Texte intégral
Messieurs les Présidents,
Messieurs les membres des Cours constitutionnelles,
Messieurs les Professeurs et Doyens,
Mesdames, Messieurs,
Chers amis,
Lorsque mon ami Patrice GELARD m'a demandé si le Sénat pourrait accueillir les Constitutionnalistes du monde au palais du Luxembourg, je lui ai naturellement donné un accord enthousiaste. Je savais en effet qu'il avait été l'un des fondateurs de votre Association et je connais le travail qu'il accomplit depuis longtemps en faveur de l'internationalisation du droit constitutionnel.
Je me réjouis de voir à ses côtés mon ancien collègue et ami Yves GUÉNA qui préside aujourd'hui, avec l'autorité, le talent et l'élégance que l'on sait, notre Conseil Constitutionnel.
Je salue naturellement tous nos amis étrangers et, plus particulièrement, M. le professeur ROSENFELD, président de l'Association. Je vois un signe très positif dans le fait que la présidence de l'Association internationale ait été confiée à un citoyen des Etats-Unis, par ailleurs parfaitement francophone. Ainsi se trouve consacrée une amitié entre nos deux pays qui, en dépit des " malentendus transatlantiques ", chers à Henry Kissinger, ne s'est jamais démentie sur la durée.
Enfin je me réjouis de voir à cette table Didier MAUS, vieil ami du Sénat, et que je salue avec plaisir en sa qualité de président de l'Association française des Constitutionnalistes.
Au-delà des considérations amicales, ce sont des raisons de fond qui conduisent le Président du Sénat à se réjouir d'être entouré par un semblable aréopage.
La première raison tient au fait que vous êtes tous passionnés d'institution et il est toujours sain et fructueux d'essayer de confronter les analyses textuelles et les élaborations doctrinales avec la réalité du fonctionnement au jour le jour.
La seconde raison est que j'ai toujours accordé une grande importance à l'écoute du monde extérieur et au développement d' un dialogue particulier et privilégié avec le monde de l'université et de la recherche.
Dialoguer avec l'extérieur est vital pour une institution comme le Sénat, naturellement plus attentive aux courants de fond qui parcourent la société et tournée vers la perspective.
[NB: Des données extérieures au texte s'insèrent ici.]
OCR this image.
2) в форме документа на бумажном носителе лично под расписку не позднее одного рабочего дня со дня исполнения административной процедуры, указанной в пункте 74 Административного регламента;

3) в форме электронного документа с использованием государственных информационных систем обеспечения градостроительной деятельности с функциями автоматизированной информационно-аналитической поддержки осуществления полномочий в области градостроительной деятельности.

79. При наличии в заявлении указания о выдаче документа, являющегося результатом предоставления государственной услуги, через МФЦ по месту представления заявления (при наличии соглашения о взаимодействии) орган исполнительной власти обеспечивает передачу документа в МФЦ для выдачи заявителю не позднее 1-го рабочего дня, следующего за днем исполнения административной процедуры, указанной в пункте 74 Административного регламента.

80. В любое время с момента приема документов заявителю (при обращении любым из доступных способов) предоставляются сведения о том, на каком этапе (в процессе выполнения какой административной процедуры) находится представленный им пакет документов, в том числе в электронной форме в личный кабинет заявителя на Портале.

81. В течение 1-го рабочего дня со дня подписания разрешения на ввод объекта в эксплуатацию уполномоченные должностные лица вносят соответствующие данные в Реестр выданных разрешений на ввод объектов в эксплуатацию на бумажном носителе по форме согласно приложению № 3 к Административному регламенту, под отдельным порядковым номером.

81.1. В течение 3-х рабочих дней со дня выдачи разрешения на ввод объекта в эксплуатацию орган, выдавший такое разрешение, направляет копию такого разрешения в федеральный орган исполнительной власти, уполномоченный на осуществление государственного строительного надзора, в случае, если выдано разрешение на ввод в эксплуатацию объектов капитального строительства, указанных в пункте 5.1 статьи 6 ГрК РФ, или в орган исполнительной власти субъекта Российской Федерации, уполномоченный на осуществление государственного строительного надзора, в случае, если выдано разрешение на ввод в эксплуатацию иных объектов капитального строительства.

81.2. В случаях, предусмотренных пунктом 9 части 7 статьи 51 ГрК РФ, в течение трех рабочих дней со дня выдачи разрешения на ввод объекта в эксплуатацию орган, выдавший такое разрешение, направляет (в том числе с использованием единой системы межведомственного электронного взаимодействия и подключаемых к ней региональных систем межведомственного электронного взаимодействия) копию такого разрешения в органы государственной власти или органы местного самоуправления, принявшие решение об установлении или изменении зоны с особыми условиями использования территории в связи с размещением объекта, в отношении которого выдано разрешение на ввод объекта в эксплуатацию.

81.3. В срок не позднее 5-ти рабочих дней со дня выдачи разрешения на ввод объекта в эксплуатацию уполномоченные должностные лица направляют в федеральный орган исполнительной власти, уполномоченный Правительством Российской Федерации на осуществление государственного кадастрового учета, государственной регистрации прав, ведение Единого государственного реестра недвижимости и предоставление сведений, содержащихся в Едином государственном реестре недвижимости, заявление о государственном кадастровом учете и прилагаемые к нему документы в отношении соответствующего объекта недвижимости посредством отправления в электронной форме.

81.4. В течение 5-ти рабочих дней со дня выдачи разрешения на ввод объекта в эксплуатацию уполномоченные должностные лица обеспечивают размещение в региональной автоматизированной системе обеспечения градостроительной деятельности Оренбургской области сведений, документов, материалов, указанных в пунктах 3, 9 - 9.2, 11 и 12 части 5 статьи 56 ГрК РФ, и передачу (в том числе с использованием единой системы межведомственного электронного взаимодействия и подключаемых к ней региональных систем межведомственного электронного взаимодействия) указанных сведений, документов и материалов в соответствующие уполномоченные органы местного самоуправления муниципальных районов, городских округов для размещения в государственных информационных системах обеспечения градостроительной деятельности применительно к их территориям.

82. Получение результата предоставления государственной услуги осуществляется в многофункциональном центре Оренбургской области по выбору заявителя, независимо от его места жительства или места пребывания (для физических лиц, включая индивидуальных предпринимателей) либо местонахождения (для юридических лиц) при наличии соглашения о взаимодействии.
Cela ne signifie pas pour autant que le Sénat soit particulièrement friand de mécanique institutionnelle. En raison de sa fonction d'incarnation du " temps et la durée " dans les institutions, il est au contraire, tel les sages auxquels on le compare parfois, un élément de continuité et d'évolution plus que de révolution.
On ne change pas la société par la loi, ni même par la Constitution ; une bonne constitution est une constitution qui prend en compte les divers éléments spécifiques qui fondent l'identité d'une société. C'est aussi naturellement celle qui sait mettre en place les garde-fous indispensables pour éviter les dérives des institutions, encadrer les emportements des individus et à canaliser leurs attentes par le truchement de la représentation.
Il est une raison plus conjoncturelle qui nous réunit de manière très naturelle, c'est la formidable intrusion de la vie internationale dans nos institutions. C'est la vie internationale qui, au cours de ces vingt années, a apporté à nos démocraties les plus beaux cadeaux. La chute du mur de Berlin, pour ne citer que l'événement le plus emblématique de ces dernières années, n'a cependant pas été, en tout cas de mon point de vue, la sanction de la faillite d'un système, non plus que le triomphe d'un camp sur l'autre. J'ai davantage perçu cet événement comme l'un de ces moments de réconciliation qui interviennent parfois dans les meilleures familles après des années de malentendus.
Je crois que nous avons beaucoup à apprendre des sociétés de l'Est européen qui, précisément parce qu'elles ont manqué de liberté, ont eu l'occasion de méditer sur la démocratie.
L'internationalisation est au coeur de ma présidence au Sénat. C'est en son nom que j'ai contribué, avec mes collègues, à affirmer le rôle international des parlements. Nous venons d'ailleurs de consacrer cette évolution avec mon collègue président de l'Assemblée nationale à l'occasion du colloque que nous avons organisé ensemble sur " la Diplomatie parlementaire ". C'est au nom de cette internationalisation que j'ai réuni à Paris, en avril 2000, tous les Sénats du monde et que cette manifestation se décline maintenant sur le plan régional, en Afrique mais aussi en Europe. C'est dans ce cadre que j'accueillerai la semaine prochaine, la réunion de l'Association des Sénats d'Europe qui rassemble les secondes chambres de la partie occidentale comme de la partie orientale de notre continent. Les fonctions et les enjeux du bicamérisme, voici un champ de recherche qui pourrait être heureusement renouvelé et sur lequel le Sénat serait prêt à faire cause commune avec les universités pour encourager les étudiants sur cette voie.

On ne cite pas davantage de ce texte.